I was there too. FOUR HUNDRED poodles were in a town that has a population of 3722 this weekend! 

Will upload pictures ASAP - just got back and really really exhausted.

Besides our member from BC, there were poodles coming to California from Colorado, Illinois, Idaho, Vermont ….


----------



## Chagall's mom (Jan 9, 2010)

schnauzerpoodle said:


> I was there too. FOUR HUNDRED poodles were in a town that has a population of 3722 this weekend!
> ….


I would call that place Heaven on Earth! What a blast, I so would like to be there someday!!


----------



## schnauzerpoodle (Apr 21, 2010)

A lot of pictures are on FozzieMom's camera. Here's some of mine:

https://www.facebook.com/media/set/?set=a.10150842964100384.747711.882650383&l=0399785dc6&type=1


----------



## cavon (Aug 10, 2010)

WOW!!!!!!!!!!!!!!!!!! I love the golden with his poodle wig on!!!!!!!!!!!!!!!!!! Looks like a grand time was had by all!!!


----------



## Maura9900 (Mar 31, 2011)

Great pictures! What an amazing event!


----------



## LEUllman (Feb 1, 2010)

I want a Poodle Day flag!


----------



## schnauzerpoodle (Apr 21, 2010)

LEUllman said:


> I want a Poodle Day flag!


I think they sell it there. You and Beau should come join us next year!!!


----------



## LEUllman (Feb 1, 2010)

Is it always held at the same time of year? First Saturday in October, or something like that? I'm going to put it on the calendar and make darn sure we can go!


----------



## schnauzerpoodle (Apr 21, 2010)

It will take place on September 29, 2012.
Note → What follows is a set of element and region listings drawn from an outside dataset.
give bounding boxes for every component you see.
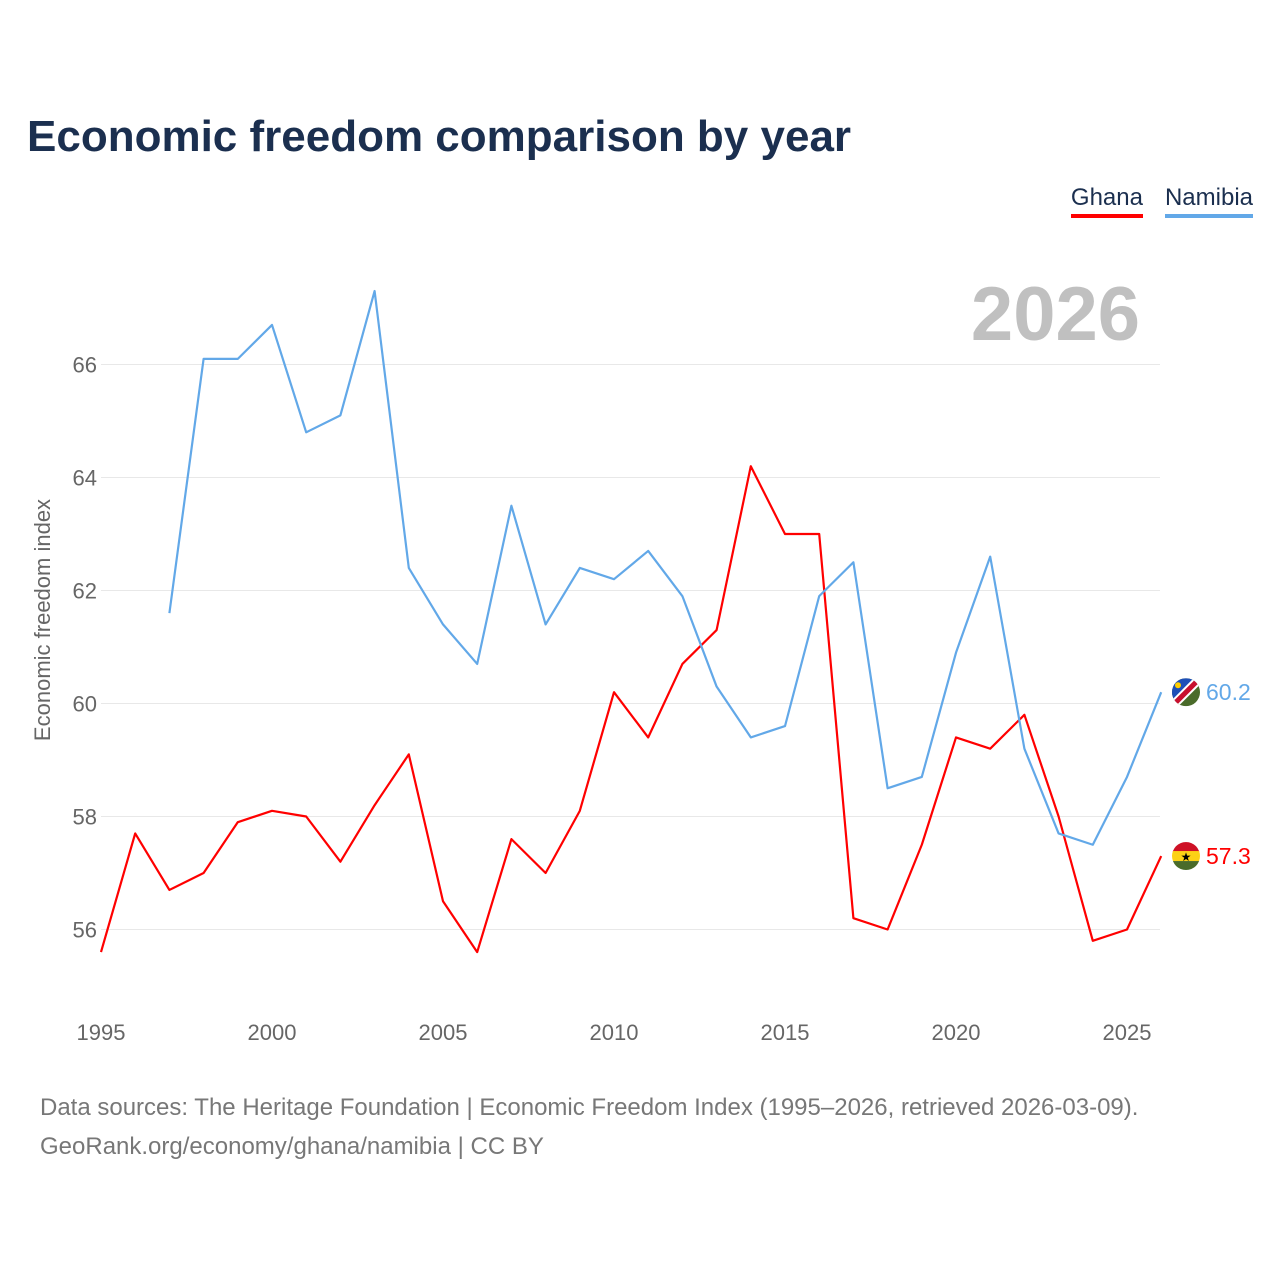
footer: Data sources: The Heritage Foundation | …: [40, 1088, 1138, 1166]
x-tick-label: 1995: [77, 1020, 126, 1045]
y-tick-label: 60: [73, 692, 97, 717]
series-line-namibia: [168, 289, 1163, 846]
y-tick-label: 56: [73, 918, 97, 943]
attribution: GeoRank.org/economy/ghana/namibia | CC B…: [40, 1133, 544, 1160]
chart-title: Economic freedom comparison by year: [27, 112, 852, 161]
y-tick-label: 58: [73, 805, 97, 830]
year-watermark: 2026: [971, 272, 1140, 357]
y-tick-label: 62: [73, 579, 97, 604]
y-axis-label: Economic freedom index: [30, 499, 55, 741]
series-line-ghana: [99, 465, 1163, 954]
end-value-label-ghana: 57.3: [1206, 843, 1251, 869]
y-tick-label: 66: [73, 353, 97, 378]
x-tick-label: 2005: [419, 1020, 468, 1045]
data-sources: Data sources: The Heritage Foundation | …: [40, 1094, 1139, 1121]
x-tick-label: 2025: [1103, 1020, 1152, 1045]
ghana-flag-icon: ★: [1172, 842, 1200, 871]
x-tick-label: 2015: [761, 1020, 810, 1045]
svg-text:★: ★: [1181, 850, 1192, 864]
x-tick-label: 2020: [932, 1020, 981, 1045]
legend-namibia[interactable]: Namibia: [1164, 184, 1253, 218]
x-tick-label: 2010: [590, 1020, 639, 1045]
end-value-label-namibia: 60.2: [1206, 679, 1251, 705]
legend: Ghana Namibia: [1070, 184, 1253, 218]
legend-ghana[interactable]: Ghana: [1070, 184, 1143, 218]
namibia-flag-icon: [1172, 678, 1200, 707]
y-tick-label: 64: [73, 466, 97, 491]
x-tick-label: 2000: [248, 1020, 297, 1045]
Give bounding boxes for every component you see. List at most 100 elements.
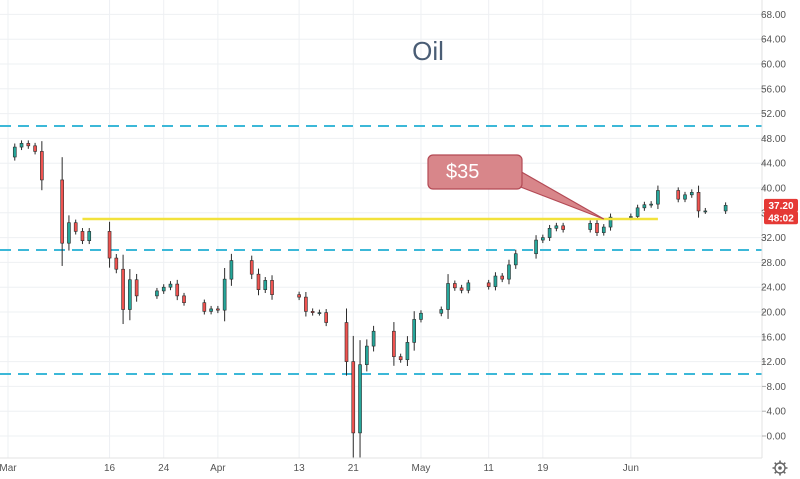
candle-body [182,295,186,304]
candle-body [270,280,274,295]
candle-body [310,311,315,313]
candle-body [459,287,464,291]
candle-body [33,145,37,152]
candle-body [73,222,78,232]
y-tick-label: 48.00 [761,134,786,145]
y-tick-label: 12.00 [761,357,786,368]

See Poodle Day Events - Poodle and Labradoodle parade and event


----------



## PoodlePowerBC (Feb 25, 2011)

Hey, if anyone would like to see more photos, I've posted them on Flickr, hopefully this link will take you there. It was truly amazing!!!
Poodle Day 2011 - a set on Flickr


----------



## ArreauStandardPoodle (Sep 1, 2009)

What an incredible idea! So happy for those who got to go. Looks like a great time!


----------